As our poll last year demonstrated,
there is no shortage of methods to find fragments. But that doesn’t mean new approaches
aren’t welcome, particularly when they also apply to fragment growing. This is
the promise of a recent paper in J. Med. Chem by Thomas Kodadek and collaborators
at University of Florida Scripps and Deluge Biotechnologies. (Tom and first author
Isuru Jayalath also presented this at the DDC meeting earlier this year.)
The researchers were inspired by
the concept of avidity, the observation that multiple copies of a ligand bound to
a multiprotein assembly can form a more stable complex than monomeric ligands bound
to monomeric proteins. Could this phenomenon be exploited to find weak
fragments?
A previous DNA-encoded library
screen on streptavidin had identified 28 macrocycles, all of which contained
one of two closely related fragments. The affinity of the more potent fragment
came in at 706 µM using SPR. The researchers coupled this fragment to TentaGel
beads, 10 µm wide polystyrene spheres covered in polyethylene glycol (PEG)
chains terminated by amine groups. The PEG makes the beads water soluble. The
beads were soaked in a solution of fluorescently labeled streptavidin, washed, and
analyzed. Importantly, streptavidin exists as a tetramer, so each tetramer could
bind up to four bead-bound fragments.
Streptavidin bound avidly to the
beads, even when incubated at low (50 nM) concentrations. A control protein did
not bind, nor did streptavidin bind to beads modified with a negative control
fragment. Moreover, a monomeric version of streptavidin did not bind to the
beads, illustrating the importance of avidity. Finally, adding the natural ligand
biotin kept streptavidin from binding to the beads.
TentaGel beads have long been
used in combinatorial synthesis, so the researchers built a small library in
which the initial fragment was coupled to 48 carboxylic acids. These were then
incubated with labeled streptavidin, and some of the beads showed more intense
fluorescence, suggesting more protein binding. SPR analysis revealed that these
new molecules had improved affinity, with the best coming in at 90 µM as a
monomer. Thus, the primary screen can rank order affinities.
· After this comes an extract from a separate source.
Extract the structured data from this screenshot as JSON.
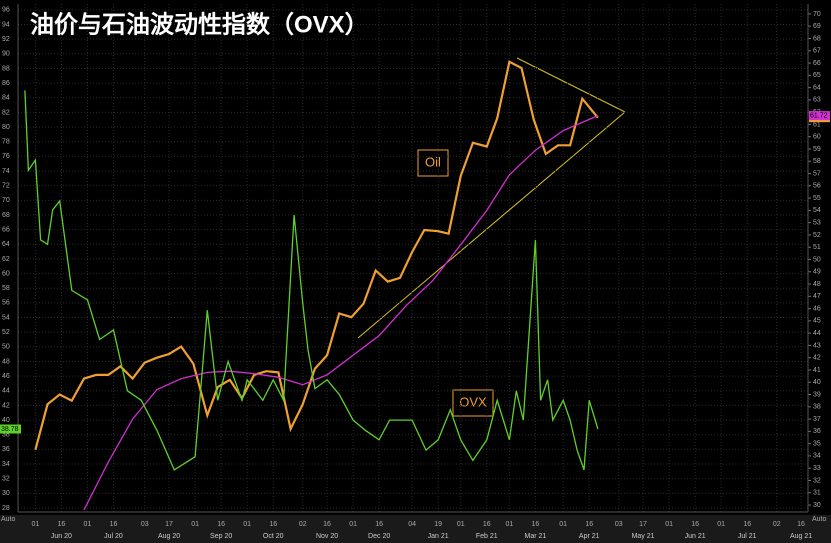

This is great for oligomeric
proteins, but what about the large number of targets that are monomeric? Many
recombinant proteins are expressed as fusions with glutathione S-transferase
(GST), which facilitates purification. Importantly, GST exists as a homodimer
in solution. The researchers screened a GST fusion of the oncology target Rpn13
against a small library of 94 fragment-coupled beads and found five hits. SPR
studies confirmed weak (KD > 2 mM) binding for two hits to pure Rpn13 (ie,
without the GST fusion), and this binding could be competed with a known peptide
ligand of Rpn13.
Screening beads in individual
wells is one thing, but to really increase throughput it would be nice to be
able to screen mixtures of different beads. To do so, the researchers developed
a photocleavable linker between bead and fragment. The linker also contained an
alkyne group that could be modified with a brominated imidazopyridinium moiety.
This tag is UV active, ionizes well, and the bromine’s unique isotopic
signature helps distinguish true hits from noise. Beads containing more than 50 different
compounds, including the two fragment hits we mentioned above, were incubated
with labeled streptavidin. Beads to which protein bound were separated by
fluorescence-activated cell sorting (FACS), clicked with the tag, cleaved from
the beads, and analyzed by mass spectrometry. Only the two known binders were
identified, demonstrating the specificity of the approach.
This is a neat paper well worth reading.
I particularly like the fact that the method can be done with minimal
equipment. I look forward to seeing how it works against more targets.